I cannot accept a system where embryos are treated as “extra,” “failed,” or “unused.” Those are not materials. They are lives. Mistakes happen. Wrong sperm or eggs are used. Babies are treated like lab results. And yet, no one takes real responsibility. Everything is hidden behind contracts, money, and nice marketing words.

The cost is also disturbing. Families are pushed to spend huge amounts of money, sometimes their life savings, for something that is never guaranteed. At the same time, we are sold fake hope, fake food, fake health products, and endless treatments. Society makes people sick, stressed, and infertile — and then sells IVF as the solution. It feels like being trapped in a cruel money system.
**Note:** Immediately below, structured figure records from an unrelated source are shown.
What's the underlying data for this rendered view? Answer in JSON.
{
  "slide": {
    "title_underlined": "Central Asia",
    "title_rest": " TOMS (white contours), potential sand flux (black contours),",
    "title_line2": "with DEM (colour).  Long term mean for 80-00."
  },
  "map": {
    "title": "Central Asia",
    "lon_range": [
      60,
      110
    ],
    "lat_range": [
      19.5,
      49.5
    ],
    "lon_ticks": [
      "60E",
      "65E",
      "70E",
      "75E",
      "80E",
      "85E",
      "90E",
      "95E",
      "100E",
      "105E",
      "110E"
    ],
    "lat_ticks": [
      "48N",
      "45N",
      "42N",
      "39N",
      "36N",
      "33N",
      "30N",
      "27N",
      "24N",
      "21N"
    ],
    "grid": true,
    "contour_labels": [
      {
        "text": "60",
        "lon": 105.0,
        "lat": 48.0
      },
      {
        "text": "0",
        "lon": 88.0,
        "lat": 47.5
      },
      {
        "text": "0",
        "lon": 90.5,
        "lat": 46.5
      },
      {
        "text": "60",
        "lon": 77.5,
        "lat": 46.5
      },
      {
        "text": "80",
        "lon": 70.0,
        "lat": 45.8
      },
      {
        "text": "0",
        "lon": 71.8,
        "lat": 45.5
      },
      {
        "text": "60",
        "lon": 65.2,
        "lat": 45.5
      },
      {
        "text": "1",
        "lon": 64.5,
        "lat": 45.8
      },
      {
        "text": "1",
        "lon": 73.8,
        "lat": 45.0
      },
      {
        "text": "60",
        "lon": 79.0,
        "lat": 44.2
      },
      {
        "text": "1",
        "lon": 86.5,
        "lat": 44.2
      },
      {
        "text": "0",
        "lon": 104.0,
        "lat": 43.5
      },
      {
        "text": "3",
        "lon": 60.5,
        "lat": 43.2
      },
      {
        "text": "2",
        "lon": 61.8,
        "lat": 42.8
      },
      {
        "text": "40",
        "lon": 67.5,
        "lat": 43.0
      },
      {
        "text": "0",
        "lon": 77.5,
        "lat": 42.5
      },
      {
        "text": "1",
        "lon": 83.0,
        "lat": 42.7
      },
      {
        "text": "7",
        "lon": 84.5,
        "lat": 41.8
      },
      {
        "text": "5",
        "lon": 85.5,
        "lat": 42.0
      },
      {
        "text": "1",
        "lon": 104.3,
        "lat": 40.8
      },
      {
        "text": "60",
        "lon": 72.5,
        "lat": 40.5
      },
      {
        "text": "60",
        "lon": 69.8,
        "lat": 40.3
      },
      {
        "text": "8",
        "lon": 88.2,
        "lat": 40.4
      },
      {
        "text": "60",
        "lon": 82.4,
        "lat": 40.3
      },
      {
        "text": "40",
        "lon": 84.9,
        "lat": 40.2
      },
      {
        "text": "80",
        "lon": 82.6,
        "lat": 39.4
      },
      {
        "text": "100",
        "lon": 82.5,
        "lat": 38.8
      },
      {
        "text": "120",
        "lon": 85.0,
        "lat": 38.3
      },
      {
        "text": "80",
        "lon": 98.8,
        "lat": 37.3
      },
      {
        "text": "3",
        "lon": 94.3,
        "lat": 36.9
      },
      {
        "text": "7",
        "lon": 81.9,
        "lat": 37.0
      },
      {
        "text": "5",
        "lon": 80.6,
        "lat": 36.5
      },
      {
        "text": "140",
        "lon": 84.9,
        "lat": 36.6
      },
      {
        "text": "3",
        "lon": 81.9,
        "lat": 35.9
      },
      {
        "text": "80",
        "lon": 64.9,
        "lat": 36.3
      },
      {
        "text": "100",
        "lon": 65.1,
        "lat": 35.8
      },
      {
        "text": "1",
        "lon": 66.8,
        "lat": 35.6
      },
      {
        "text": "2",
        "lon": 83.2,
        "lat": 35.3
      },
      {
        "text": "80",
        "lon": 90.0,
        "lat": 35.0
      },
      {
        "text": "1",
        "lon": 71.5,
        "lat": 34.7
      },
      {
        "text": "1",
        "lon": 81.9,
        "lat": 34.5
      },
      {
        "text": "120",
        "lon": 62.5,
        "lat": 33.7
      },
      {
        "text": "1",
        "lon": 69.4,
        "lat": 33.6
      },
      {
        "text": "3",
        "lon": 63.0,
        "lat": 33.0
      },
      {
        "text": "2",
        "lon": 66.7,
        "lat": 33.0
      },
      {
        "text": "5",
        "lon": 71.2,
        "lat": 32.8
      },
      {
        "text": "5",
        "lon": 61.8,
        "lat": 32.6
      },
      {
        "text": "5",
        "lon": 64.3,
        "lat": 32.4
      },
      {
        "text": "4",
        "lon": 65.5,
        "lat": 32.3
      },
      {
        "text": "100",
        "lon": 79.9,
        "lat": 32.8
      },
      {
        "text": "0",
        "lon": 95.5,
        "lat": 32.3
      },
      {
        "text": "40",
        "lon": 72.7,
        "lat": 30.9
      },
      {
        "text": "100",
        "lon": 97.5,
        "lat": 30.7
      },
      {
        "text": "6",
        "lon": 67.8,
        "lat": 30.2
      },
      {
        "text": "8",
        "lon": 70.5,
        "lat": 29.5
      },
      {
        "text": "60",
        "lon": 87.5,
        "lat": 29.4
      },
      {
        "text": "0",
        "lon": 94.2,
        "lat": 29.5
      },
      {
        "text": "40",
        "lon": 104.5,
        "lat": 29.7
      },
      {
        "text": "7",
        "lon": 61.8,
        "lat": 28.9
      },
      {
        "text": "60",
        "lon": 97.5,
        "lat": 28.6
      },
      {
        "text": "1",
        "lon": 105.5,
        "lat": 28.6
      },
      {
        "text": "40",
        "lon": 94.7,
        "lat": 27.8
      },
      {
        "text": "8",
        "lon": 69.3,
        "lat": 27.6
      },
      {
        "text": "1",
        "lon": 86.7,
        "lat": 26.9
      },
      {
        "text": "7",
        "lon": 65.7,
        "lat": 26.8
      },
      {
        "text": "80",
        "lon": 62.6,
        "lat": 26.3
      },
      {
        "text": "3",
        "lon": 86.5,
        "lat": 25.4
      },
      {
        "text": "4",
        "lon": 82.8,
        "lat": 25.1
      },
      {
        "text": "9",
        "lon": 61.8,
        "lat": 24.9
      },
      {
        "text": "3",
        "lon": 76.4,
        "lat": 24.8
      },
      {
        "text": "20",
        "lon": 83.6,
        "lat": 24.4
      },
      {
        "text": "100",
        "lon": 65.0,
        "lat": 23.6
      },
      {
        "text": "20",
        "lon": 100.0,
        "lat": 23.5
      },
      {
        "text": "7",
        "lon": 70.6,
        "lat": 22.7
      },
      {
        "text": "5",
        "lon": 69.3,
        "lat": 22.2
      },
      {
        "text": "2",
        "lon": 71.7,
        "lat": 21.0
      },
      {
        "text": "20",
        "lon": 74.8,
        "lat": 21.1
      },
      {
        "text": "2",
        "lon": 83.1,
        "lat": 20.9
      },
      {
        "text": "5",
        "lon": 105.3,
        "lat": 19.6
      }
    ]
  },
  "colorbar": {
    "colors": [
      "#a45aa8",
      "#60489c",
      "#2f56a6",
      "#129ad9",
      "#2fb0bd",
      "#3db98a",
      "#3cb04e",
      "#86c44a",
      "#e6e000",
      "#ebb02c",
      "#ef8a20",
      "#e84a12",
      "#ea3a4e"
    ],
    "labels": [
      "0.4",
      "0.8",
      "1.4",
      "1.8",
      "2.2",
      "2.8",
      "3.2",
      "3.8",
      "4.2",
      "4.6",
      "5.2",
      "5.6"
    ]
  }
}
To me..., IVF is not a “choice.” It is morally wrong, against the Bible, and against God. Life is a gift from God, not something humans should manufacture, trade, or destroy. Love, marriage, and family were never meant to be handled this way.

My prayer is simple. I hope my husband and I can walk this journey without arguments, with love, trust and understanding. I pray that God makes us truly one flesh, strengthens our bond, and gives us faith and patience.

We will try all the natural ways we can, and then place everything in God’s hands. Whatever His plan is, we trust Him.

January was quiet, unexpected, and reflective.